Toutes bonnes choses ou moments, prennent inévitablement fin. La 25e édition du « NIFFF » se termina donc avec un peu plus de 60’000 festivaliers-ières, une belle canicule à gérer et une fréquentation magnifiquement stable.
Avec 46 réalisations (re) vues cette année, 2 d’entre elles m’ont marqué. J’en attendais peu de la production italienne et la surprise fut totale. Beaucoup du côté des japonaises… L’une a confirmé mon ressenti, l’autre a été la plus grande déception :
« You Are the Film » : Madoka dirige une troupe de 4 personnes au sein d’un théâtre à Tokyo. Alors que les mauvaises nouvelles s’enchaînent, sur une recommandation et intuitivement, elle va voir un étrange film. Assise dans les fauteuils, le grand écran du cinéma montre une salle identique et un homme qui la regarde. Kazuma est chanteur d’un groupe de rock et fait exactement la même chose au même moment. Une erreur de multivers est en train de se créer qui va amener les 2 héros à vivre différemment.
Si les 30 premières minutes de l’intrigue commencent basiquement, dès le moment où le héros-ïne se croisent au travers de leurs écrans, la situation change. Par ce biais, les spectateurs-trices sont emmené-e-s à découvrir des péripéties inédites et folles.
Contenant des rebondissements intéressants, un bon humour et abordant des thématiques variées à l’exemple de l’humour, du drame et de la science-fiction, « You Are the Film » immerge le public au sein d’un très bel univers japonais.
Cette fiction prouve également et à de nombreuses reprises, que les cheminements empruntés se présentent à l’infini. Si les plus jeunes ne comprendront pas l’histoire, les adultes l’apprécieront pour toutes les raisons évoquées et bien d’autres.

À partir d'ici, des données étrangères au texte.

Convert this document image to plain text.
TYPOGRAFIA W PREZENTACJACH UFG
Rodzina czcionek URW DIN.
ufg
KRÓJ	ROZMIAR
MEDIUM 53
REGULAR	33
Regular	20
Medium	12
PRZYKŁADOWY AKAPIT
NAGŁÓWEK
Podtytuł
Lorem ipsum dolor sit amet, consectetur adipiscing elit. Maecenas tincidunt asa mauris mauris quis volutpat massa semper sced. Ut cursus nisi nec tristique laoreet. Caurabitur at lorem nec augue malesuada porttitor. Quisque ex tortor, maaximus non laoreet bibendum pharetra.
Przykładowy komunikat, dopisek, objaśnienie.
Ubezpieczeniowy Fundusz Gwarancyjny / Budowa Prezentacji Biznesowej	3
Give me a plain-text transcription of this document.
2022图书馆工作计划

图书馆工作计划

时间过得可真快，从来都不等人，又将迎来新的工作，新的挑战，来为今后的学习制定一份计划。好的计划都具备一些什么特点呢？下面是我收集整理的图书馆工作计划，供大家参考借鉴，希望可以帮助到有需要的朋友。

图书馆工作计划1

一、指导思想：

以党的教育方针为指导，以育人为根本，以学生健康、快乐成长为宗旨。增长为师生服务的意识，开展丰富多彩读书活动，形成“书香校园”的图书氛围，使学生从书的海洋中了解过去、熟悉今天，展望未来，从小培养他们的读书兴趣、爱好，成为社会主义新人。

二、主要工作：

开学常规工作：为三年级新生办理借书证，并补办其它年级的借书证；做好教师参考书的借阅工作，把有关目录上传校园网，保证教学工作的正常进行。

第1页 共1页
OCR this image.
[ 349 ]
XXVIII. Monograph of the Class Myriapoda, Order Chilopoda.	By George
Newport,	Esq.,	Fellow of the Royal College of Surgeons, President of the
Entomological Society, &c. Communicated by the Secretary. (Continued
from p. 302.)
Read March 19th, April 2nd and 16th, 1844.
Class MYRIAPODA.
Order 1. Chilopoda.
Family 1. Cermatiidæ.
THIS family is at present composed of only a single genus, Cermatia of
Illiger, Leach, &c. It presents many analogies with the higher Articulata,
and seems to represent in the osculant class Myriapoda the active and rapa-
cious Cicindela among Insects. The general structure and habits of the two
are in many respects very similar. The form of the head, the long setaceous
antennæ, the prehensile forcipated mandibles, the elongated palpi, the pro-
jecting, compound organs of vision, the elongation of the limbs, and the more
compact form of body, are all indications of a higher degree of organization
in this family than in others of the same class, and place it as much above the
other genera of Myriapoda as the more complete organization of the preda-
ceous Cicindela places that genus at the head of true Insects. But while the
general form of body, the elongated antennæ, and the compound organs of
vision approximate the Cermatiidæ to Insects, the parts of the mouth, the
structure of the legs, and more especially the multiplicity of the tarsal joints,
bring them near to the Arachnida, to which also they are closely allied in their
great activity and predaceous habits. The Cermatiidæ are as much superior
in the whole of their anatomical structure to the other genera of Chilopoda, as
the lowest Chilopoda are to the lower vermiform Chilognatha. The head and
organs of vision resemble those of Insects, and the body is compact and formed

« La valle dei sorrisi » : Professeur d’éducation physique ayant eu de graves problèmes familiaux, Sergio est transféré dans un petit village au nord de l’Italie. Malgré le très bon accueil des villageois, il pleure fréquemment. Jusqu’à sa rencontre avec un de ses élèves, l’étrange Matteo. Sergio comprendra alors, qu’il a mis les pieds dans une bourgade particulière. D’une manière ou d’une autre, les gens deviennent forcément adeptes du jeune garçon. Ou pas, mais les conséquences arriveront inévitablement…

Écrit en 2019 par Paolo Strippoli, ce scénario très original est devenu un projet cinématographique tourné en 2024 et distribué entre 2025 et 2026. Ainsi, le scénariste a également évolué comme metteur en scène très efficace.
Si le résumé de « La Vallée des sourires » semble peu concluant, découvrir l’intrigue se vit tout autrement. Intense, froid, fantastique et horrifique, de nombreux thèmes sociétaux et émotionnels sont abordés et joués intelligemment.
Effrayante et très soignée, cette fiction s’adresse aux personnes appréciant voir l’horreur prendre de l’ampleur. Filmée au sein de charmants petits villages, la musique des 2 compositeurs ajoute des moments sinistres et improbables. Nullement prévue en Suisse, cette pépite mérite d’être découverte au travers des supports légaux.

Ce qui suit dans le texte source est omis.